Une nouvelle approche méthodologique dans laquelle la problématique d’organisation de l’ensemble des structures internes de l’entreprise amenées à traiter au quotidien à la fois les individus et leurs données, doit prendre le pas sur les seules questions d’ingénierie, de maîtrise logicielle et technologique.
Ce qui revient à dire qu’il n’existe pour ces entreprises aucun schéma directeur permettant d’avoir une vision globale et partagée d’une problématique qui pourtant concerne au premier chef l’activité de ses propres utilisateurs.
Quelques chiffres issus de cette même étude nous éclairent également sur le niveau de conscience relatif à l’enjeu de court terme :
1/ 98% des entreprises françaises constatent de manière effective la croissance du volume de données ;
2/ 49% des entreprises considèrent que la gestion de ce volume représente une priorité et que la sécurité de ces données est une priorité encore plus forte que la gestion du volume ;
3/ 72% des entreprises en font un sujet majeur, pourtant seules 51% indiquent avoir mis en place un plan de continuité d’activité en cas d’incident…
Premier constat : la croissance du volume des données ne représente pas à lui seul un facteur de motivation.
Sans doute l’attentisme constaté et qui démontre le faible niveau de maturité – ce que les données de l’étude corroborent – peut-il être lié avec le fait que le stockage, autrefois source de dépense et ligne de coûts d’exploitation et de maintenance conséquents pour l’entreprise, tend aujourd’hui à moins peser sur les budgets d’investissement et de fonctionnement.
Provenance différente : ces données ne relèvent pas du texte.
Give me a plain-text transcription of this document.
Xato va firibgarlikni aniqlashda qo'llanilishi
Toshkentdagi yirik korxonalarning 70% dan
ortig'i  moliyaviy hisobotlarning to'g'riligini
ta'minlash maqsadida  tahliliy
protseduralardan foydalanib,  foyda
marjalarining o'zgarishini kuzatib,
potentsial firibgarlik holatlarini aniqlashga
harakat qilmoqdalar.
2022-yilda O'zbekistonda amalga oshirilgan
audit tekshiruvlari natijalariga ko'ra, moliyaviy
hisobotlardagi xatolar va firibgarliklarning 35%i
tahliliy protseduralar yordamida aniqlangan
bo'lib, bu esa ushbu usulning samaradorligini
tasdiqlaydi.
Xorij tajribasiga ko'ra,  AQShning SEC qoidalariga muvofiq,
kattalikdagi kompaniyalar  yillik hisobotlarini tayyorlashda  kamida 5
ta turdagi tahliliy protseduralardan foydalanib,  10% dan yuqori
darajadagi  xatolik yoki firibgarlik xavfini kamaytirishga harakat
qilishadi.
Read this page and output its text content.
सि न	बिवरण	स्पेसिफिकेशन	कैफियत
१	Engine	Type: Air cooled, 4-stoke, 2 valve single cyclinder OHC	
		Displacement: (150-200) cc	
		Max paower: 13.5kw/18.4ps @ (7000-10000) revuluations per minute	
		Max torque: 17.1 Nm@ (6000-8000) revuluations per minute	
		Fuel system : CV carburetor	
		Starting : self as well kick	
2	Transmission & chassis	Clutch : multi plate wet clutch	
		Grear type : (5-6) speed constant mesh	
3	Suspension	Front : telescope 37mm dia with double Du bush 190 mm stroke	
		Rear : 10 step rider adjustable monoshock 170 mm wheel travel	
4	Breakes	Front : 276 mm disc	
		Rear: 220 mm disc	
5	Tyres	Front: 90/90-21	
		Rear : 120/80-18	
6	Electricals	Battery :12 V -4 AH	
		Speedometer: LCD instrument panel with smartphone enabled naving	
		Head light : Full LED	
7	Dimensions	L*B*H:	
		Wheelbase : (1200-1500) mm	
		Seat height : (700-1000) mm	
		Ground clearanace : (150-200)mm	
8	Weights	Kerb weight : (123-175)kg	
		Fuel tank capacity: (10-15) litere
Enfin, les technologies de stockage de l’informatique en nuage (Cloud) accélèrent encore la baisse du niveau des dépenses afférentes à ces postes, et par l’effet d’aubaine généré amenuise d’autant la perception de l’importance de traiter autrement le sujet.
Second constat : l’enjeu commercial ne peut être défini tant que la gestion des données s’intègre dans des dépenses fonctionnelles et ne relèvent pas d’un bien issu d’une production.
Une sorte d’attentisme peut alors s’installer : le soulagement de maîtriser le coût de ces données l’emportant sur les possibilités de gains que celles-ci, autrement exploitées, pourraient générer.
Ce phénomène de désintérêt perceptible est d’ailleurs à rapprocher du fait qu’il ne s’agit pas d’une activité commerciale identifiée comme faisant initialement et intrinsèquement partie du portefeuille des produits et services de l’entreprise. CQFD.
Axe de réflexion
La conscience d’Homo Numéricus émerge plus lentement que ne se mettent en place les technologies qui sont au cœur de son avènement ou de son asservissement, c’est selon.
Pour accélérer l’un et/ou éviter l’autre, l’entreprise en tant qu’espace social disposant de structures et de moyens doit donc absolument sortir d’un attentisme qui la prive d’un leadership sur des ressources nouvelles par elle-même produite.
Ce dernier argument étant pour le moment le seul levier susceptible de plaider en la faveur d’une prise de conscience généralisée qui devra s’appuyer également sur les instances représentatives du personnel de manière à favoriser l’émergence de comportements favorisant la transformation d’utilisateurs aujourd’hui considérés comme générateurs de risques, en acteurs conscients, responsables et indispensables à la maîtrise de cet enjeu économique et citoyen.